The Rules
When doing public interviews, we've repeatedly talked about the supposed 'rules' of Golden Age detective stories. Until I read Nade Pedersen's interesting article about the 'butler did it' trope, I hadn't realized that the rules really existed, that they had been written down, that there are twenty of them. But they were, by S.S. Van Dine, and you can find them here.
Some of the rules have certain period flavour. Rule eleven, for example: 'A servant must not be chosen by the author as the culprit...' because he or she 'must be a decidedly worth-while person - one that wouldn't ordinarily come under suspicion.'
Some are sensible enough. Rule eight: 'The problem of the crime must be solved by strictly naturalistic means.

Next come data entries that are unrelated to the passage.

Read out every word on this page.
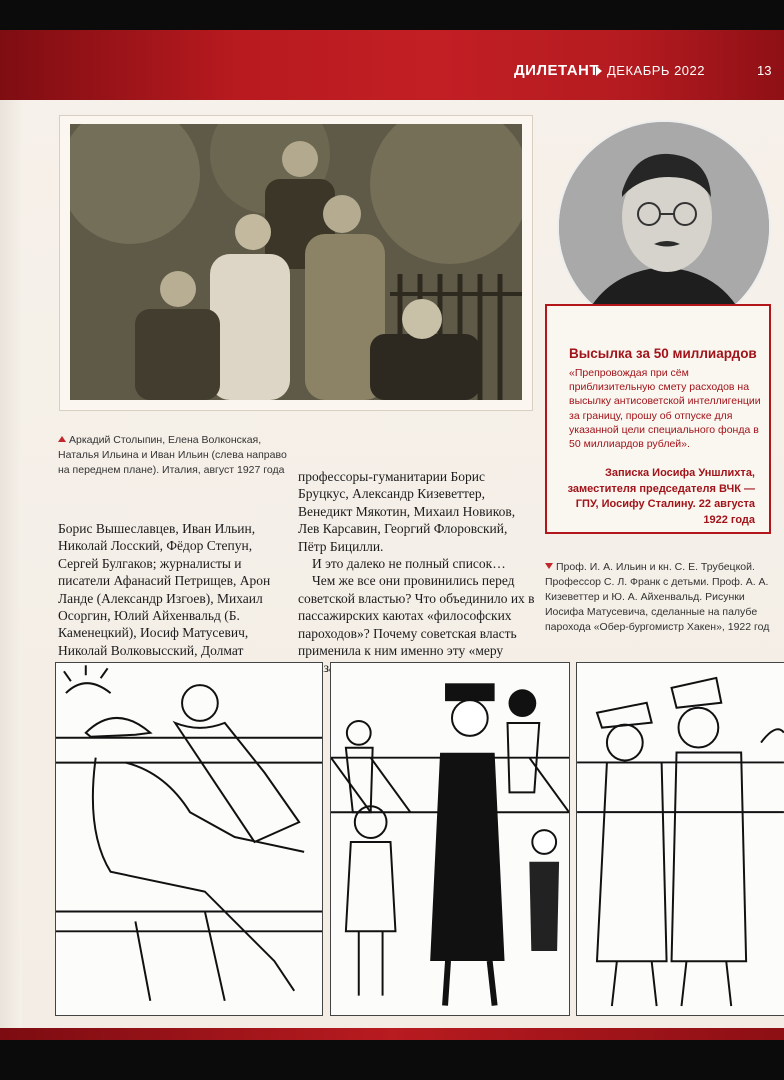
ДИЛЕТАНТ ДЕКАБРЬ 2022	13
Аркадий Столыпин, Елена Волконская, Наталья Ильина и Иван Ильин (слева направо на переднем плане). Италия, август 1927 года

Борис Вышеславцев, Иван Ильин, Николай Лосский, Фёдор Степун, Сергей Булгаков; журналисты и писатели Афанасий Петрищев, Арон Ланде (Александр Изгоев), Михаил Осоргин, Юлий Айхенвальд (Б. Каменецкий), Иосиф Матусевич, Николай Волковысский, Долмат

профессоры-гуманитарии Борис Бруцкус, Александр Кизеветтер, Венедикт Мякотин, Михаил Новиков, Лев Карсавин, Георгий Флоровский, Пётр Бицилли.

И это далеко не полный список…

Чем же все они провинились перед советской властью? Что объединило их в пассажирских каютах «философских пароходов»? Почему советская власть применила к ним именно эту «меру

Высылка за 50 миллиардов
«Препровождая при сём приблизительную смету расходов на высылку антисоветской интеллигенции за границу, прошу об отпуске для указанной цели специального фонда в 50 миллиардов рублей».
Записка Иосифа Уншлихта, заместителя председателя ВЧК — ГПУ, Иосифу Сталину. 22 августа 1922 года
Проф. И. А. Ильин и кн. С. Е. Трубецкой. Профессор С. Л. Франк с детьми. Проф. А. А. Кизеветтер и Ю. А. Айхенвальд. Рисунки Иосифа Матусевича, сделанные на палубе парохода «Обер-бургомистр Хакен», 1922 год
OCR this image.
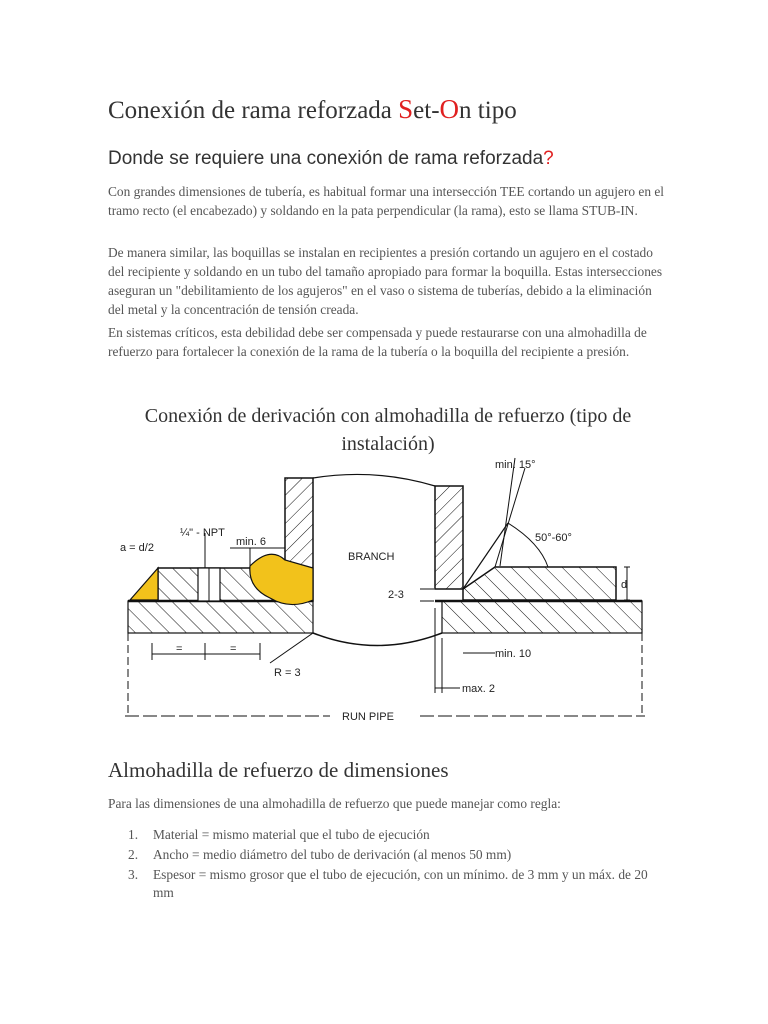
Conexión de rama reforzada Set-On tipo
Donde se requiere una conexión de rama reforzada?

Con grandes dimensiones de tubería, es habitual formar una intersección TEE cortando un agujero en el tramo recto (el encabezado) y soldando en la pata perpendicular (la rama), esto se llama STUB-IN.

De manera similar, las boquillas se instalan en recipientes a presión cortando un agujero en el costado del recipiente y soldando en un tubo del tamaño apropiado para formar la boquilla. Estas intersecciones aseguran un "debilitamiento de los agujeros" en el vaso o sistema de tuberías, debido a la eliminación del metal y la concentración de tensión creada.

En sistemas críticos, esta debilidad debe ser compensada y puede restaurarse con una almohadilla de refuerzo para fortalecer la conexión de la rama de la tubería o la boquilla del recipiente a presión.

Conexión de derivación con almohadilla de refuerzo (tipo de instalación)

Almohadilla de refuerzo de dimensiones

Para las dimensiones de una almohadilla de refuerzo que puede manejar como regla:

1. Material = mismo material que el tubo de ejecución
2. Ancho = medio diámetro del tubo de derivación (al menos 50 mm)
3. Espesor = mismo grosor que el tubo de ejecución, con un mínimo. de 3 mm y un máx. de 20 mm
a = d/2
¼" - NPT
min. 6
BRANCH
min. 15°
50°-60°
d
2-3
min. 10
R = 3
max. 2
=	=
RUN PIPE
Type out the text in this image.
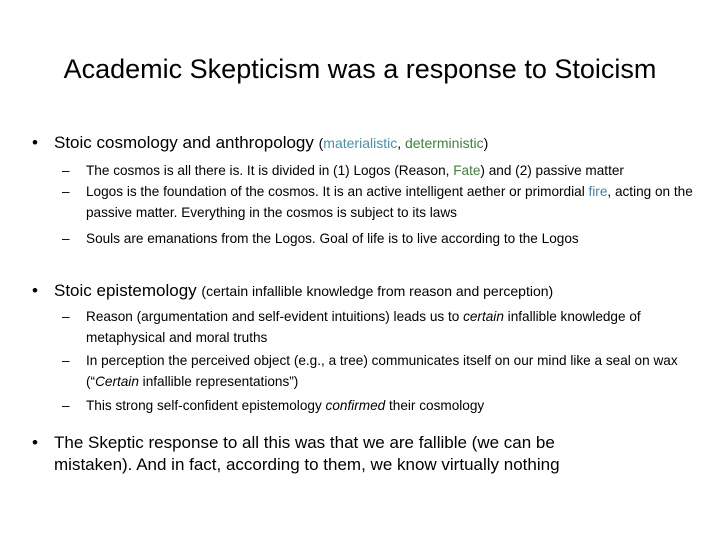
Academic Skepticism was a response to Stoicism
• Stoic cosmology and anthropology (materialistic, deterministic)
–	The cosmos is all there is. It is divided in (1) Logos (Reason, Fate) and (2) passive matter
–	Logos is the foundation of the cosmos. It is an active intelligent aether or primordial fire, acting on the passive matter. Everything in the cosmos is subject to its laws
–	Souls are emanations from the Logos. Goal of life is to live according to the Logos
• Stoic epistemology (certain infallible knowledge from reason and perception)
–	Reason (argumentation and self-evident intuitions) leads us to certain infallible knowledge of metaphysical and moral truths
–	In perception the perceived object (e.g., a tree) communicates itself on our mind like a seal on wax (“Certain infallible representations”)
–	This strong self-confident epistemology confirmed their cosmology
• The Skeptic response to all this was that we are fallible (we can be mistaken). And in fact, according to them, we know virtually nothing
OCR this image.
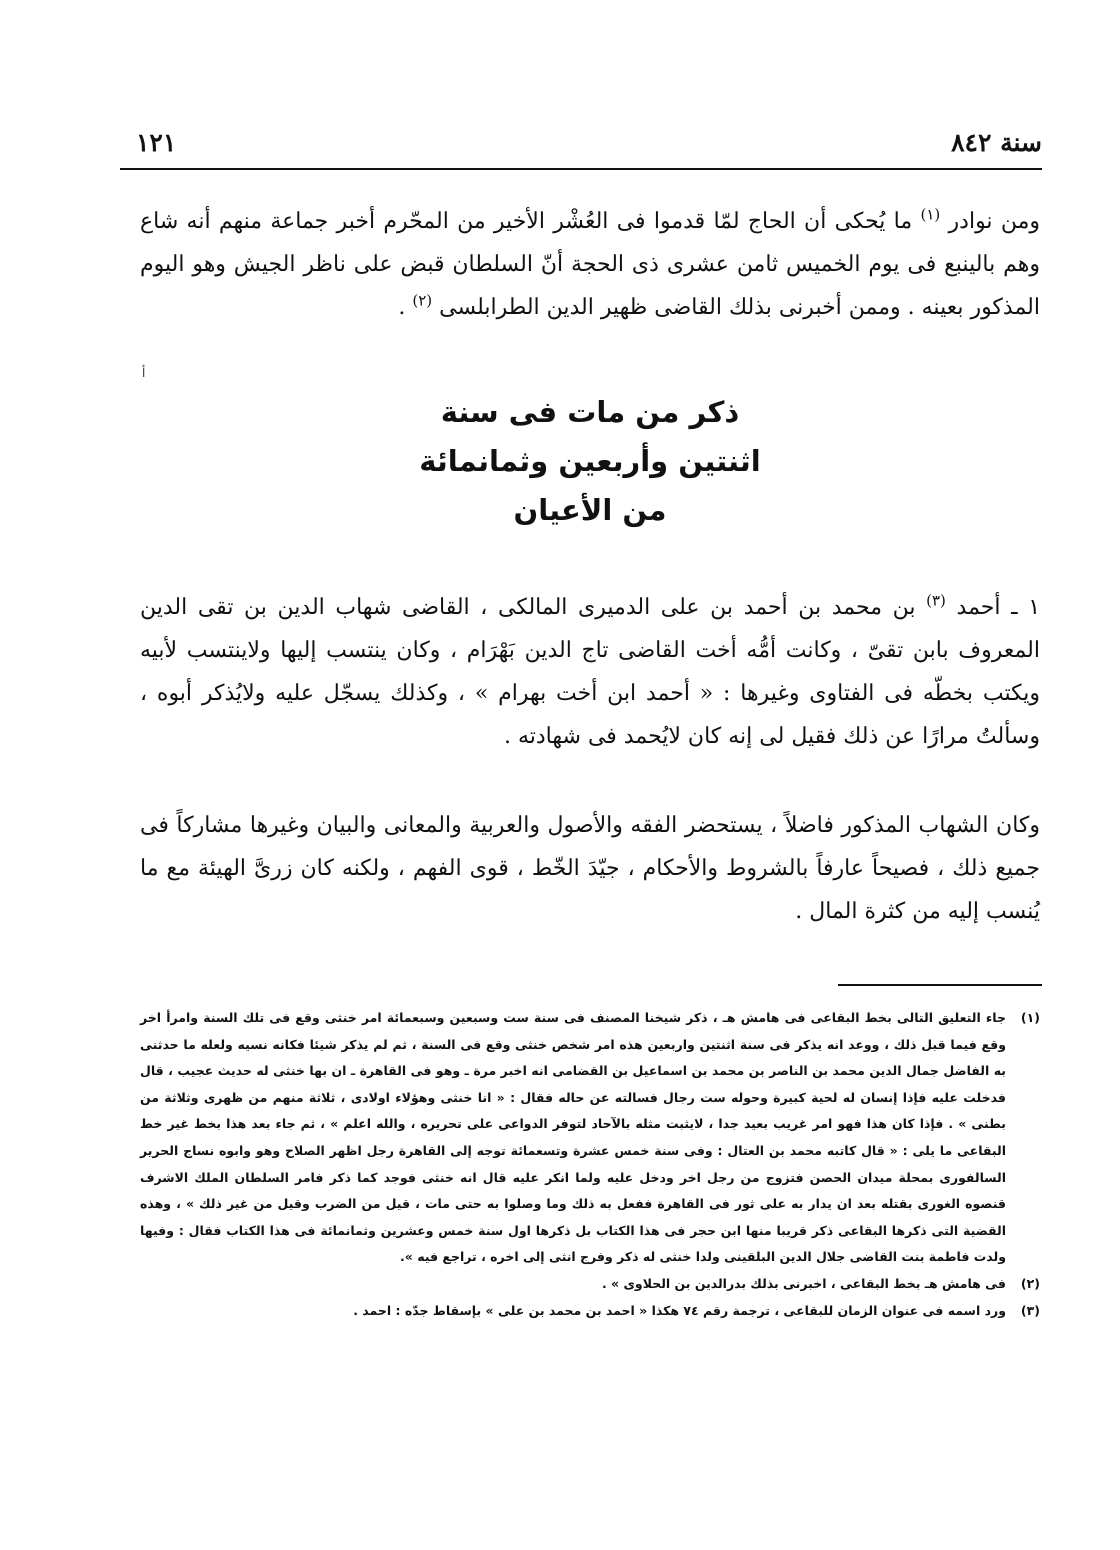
سنة ٨٤٢
١٢١

ومن نوادر $^{(١)}$ ما يُحكى أن الحاج لمّا قدموا فى العُشْر الأخير من المحّرم أخبر جماعة منهم أنه شاع وهم بالينبع فى يوم الخميس ثامن عشرى ذى الحجة أنّ السلطان قبض على ناظر الجيش وهو اليوم المذكور بعينه . وممن أخبرنى بذلك القاضى ظهير الدين الطرابلسى $^{(٢)}$ .

أ
ذكر من مات فى سنة
اثنتين وأربعين وثمانمائة
من الأعيان

١ ـ أحمد $^{(٣)}$ بن محمد بن أحمد بن على الدميرى المالكى ، القاضى شهاب الدين بن تقى الدين المعروف بابن تقىّ ، وكانت أمُّه أخت القاضى تاج الدين بَهْرَام ، وكان ينتسب إليها ولاينتسب لأبيه ويكتب بخطّه فى الفتاوى وغيرها : « أحمد ابن أخت بهرام » ، وكذلك يسجّل عليه ولايُذكر أبوه ، وسألتُ مرارًا عن ذلك فقيل لى إنه كان لايُحمد فى شهادته .

وكان الشهاب المذكور فاضلاً ، يستحضر الفقه والأصول والعربية والمعانى والبيان وغيرها مشاركاً فى جميع ذلك ، فصيحاً عارفاً بالشروط والأحكام ، جيّدَ الخّط ، قوى الفهم ، ولكنه كان زرىَّ الهيئة مع ما يُنسب إليه من كثرة المال .

(١)
جاء التعليق التالى بخط البقاعى فى هامش هـ ، ذكر شيخنا المصنف فى سنة ست وسبعين وسبعمائة امر خنثى وقع فى تلك السنة وامرأ اخر وقع فيما قبل ذلك ، ووعد انه يذكر فى سنة اثنتين واربعين هذه امر شخص خنثى وقع فى السنة ، ثم لم يذكر شيئا فكانه نسيه ولعله ما حدثنى به الفاضل جمال الدين محمد بن الناصر بن محمد بن اسماعيل بن القضامى انه اخبر مرة ـ وهو فى القاهرة ـ ان بها خنثى له حديث عجيب ، قال فدخلت عليه فإذا إنسان له لحية كبيرة وحوله ست رجال فسالته عن حاله فقال : « انا خنثى وهؤلاء اولادى ، ثلاثة منهم من ظهرى وثلاثة من بطنى » . فإذا كان هذا فهو امر غريب بعيد جدا ، لايثبت مثله بالآحاد لتوفر الدواعى على تحريره ، والله اعلم » ، ثم جاء بعد هذا بخط غير خط البقاعى ما يلى : « قال كاتبه محمد بن العتال : وفى سنة خمس عشرة وتسعمائة توجه إلى القاهرة رجل اظهر الصلاح وهو وابوه نساج الحرير السالفورى بمحلة ميدان الحصن فتزوج من رجل اخر ودخل عليه ولما انكر عليه قال انه خنثى فوجد كما ذكر فامر السلطان الملك الاشرف قنصوه الغورى بقتله بعد ان يدار به على ثور فى القاهرة ففعل به ذلك وما وصلوا به حتى مات ، قيل من الضرب وقيل من غير ذلك » ، وهذه القضية التى ذكرها البقاعى ذكر قريبا منها ابن حجر فى هذا الكتاب بل ذكرها اول سنة خمس وعشرين وثمانمائة فى هذا الكتاب فقال : وفيها ولدت فاطمة بنت القاضى جلال الدين البلقينى ولدا خنثى له ذكر وفرج انثى إلى اخره ، تراجع فيه ».

(٢)
فى هامش هـ بخط البقاعى ، اخبرنى بذلك بدرالدين بن الحلاوى » .

(٣)
ورد اسمه فى عنوان الزمان للبقاعى ، ترجمة رقم ٧٤ هكذا « احمد بن محمد بن على » بإسقاط جدّه : احمد .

Such methods for learning the truth as slate-writing, ouija-boards, mind-reading, spiritualistic seances, crystal-gazine, and the like are taboo.' The important truth here is that whatever kind of artist you are, whether you are Samuel Beckett or Antonioni or Agatha Christie, you have to establish the rules of your own fictional world. It would be just as disappointing to discover the murderer at the end of Blow-Up as it would be not to discover the murderer at the end of And Then There Were None (as we now have to call it. I first read the book under its original title, and with the original name for the island on which it was set, and was shocked even as a ten year old).
Some rules are just a bit depressing. Rule sixteen: 'A detective novel should contain no long descriptive passages, no literary dallying with side-issues, no subtly worked-out character analyses, no 'atmospheric' preoccupations...'
What mainly strikes me is how grossly every whodunnit I can think of violates the rules, and I don't just mean the ones about 'literary dallying'. As is well known, The Murder of Roger Ackroyd almost had Agatha Christie burned at the stake for its blatant violation of one of the most important rules. But And Then There Were None violates an important rule (no detective) and Murder on the Orient Express violates several of them. And of course every one of the rules is not just stamped on but danced and then, having been danced on, fed through a mincer and then danced on again, in the great stories of Poe, Wilkie Collins, Conan Doyle, G.K.Chesterton.
In fact, there's only one rule, it's what you do so that the reader gets to the end, says 'That was good' and does that most wonderful thing that any reader can do: recommends it to someone else.